单纤维捕集过程中亚微米颗粒的布朗团聚

针对亚微米颗粒（0.1~0.5μm）在单纤维捕集过程中的布朗团聚规律，基于计算流体动力学-颗粒群平衡模型（CFD-PBM）对粉尘颗粒在单纤维捕集过程中的布朗团聚行为进行了数值模拟研究，采用分区法对颗粒群平衡方程（PBE）进行求解，综合考虑了停留时间、入口粉尘粒径、气流温度、Pe数对布朗团聚的影响，并将数值模拟与实验结果进行对比.结果表明，布朗团聚核UDF符合数值模拟计算要求.粉尘颗粒的布朗团聚贯穿整个过程，团聚有效时间t=L/v（速度方向模型尺寸长度/入口流速）；粉尘颗粒越小，布朗团聚越强，Bin-7与Bin-0区间的数量浓度差距越小，粒径与布朗团聚强度呈负相关；气流温度是通过改变气流动力黏度以及聚并系数来影响布朗团聚，与布朗团聚强度呈正相关，当T=300K，d_p≥0.5μm时，颗粒的布朗团聚效应可以忽略；Pe数通过扩散系数的变化影响布朗团聚，与布朗团聚强度呈负相关.

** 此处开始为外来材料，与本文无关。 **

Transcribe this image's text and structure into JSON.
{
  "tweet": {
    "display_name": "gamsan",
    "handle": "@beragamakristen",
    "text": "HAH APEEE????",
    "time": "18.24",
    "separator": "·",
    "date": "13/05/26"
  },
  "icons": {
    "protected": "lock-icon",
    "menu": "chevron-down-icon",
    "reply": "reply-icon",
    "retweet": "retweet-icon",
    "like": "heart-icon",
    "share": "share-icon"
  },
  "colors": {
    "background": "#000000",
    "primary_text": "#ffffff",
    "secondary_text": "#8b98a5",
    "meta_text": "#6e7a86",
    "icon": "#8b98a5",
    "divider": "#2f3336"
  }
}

Brownian aggregation in the process of submicron particles captured by single fiber

In view of the Brownian aggregation law in the process of submicron particles (0.1~0.5μm) captured by single fiber, the Brownian aggregation behavior in the process of the dust particles captured by single fiber was numerically studied based on computational fluid dynamics-population balance model (CFD-PBM), and the partition method was used to solve population balance equation (PBE). The effects of residence time, inlet particle diameter, airflow temperature, and Pe number on the Brownian aggregation were considered comprehensively, and the numerical simulation and experimental results were compared. The results showed that the Brownian aggregation kernel met the requirements of numerical simulation calculation. The Brownian aggregation of dust particles run through the entire process, aggregation effective time t=L/v (dimension length along with flow field direction/face velocity). The smaller the dust particles, the stronger the intensity of the Brownian motion, the smaller the number density gap between Bin-7 and Bin-0, and the particle diameter was negatively correlated with the Brownian aggregation intensity. Brownian aggregation was affected by airflow temperature by changing flow field dynamic viscosity and aggregation coefficient, which was positively correlated with the Brownian aggregation intensity, when T=300K, d_p ≥ 0.5μm, the Brownian aggregation effect of particles can be ignored; Brownian aggregation was influenced by the change of Pe number through the change of diffusion coefficient, which was negatively correlated with the Brownian aggregation intensity.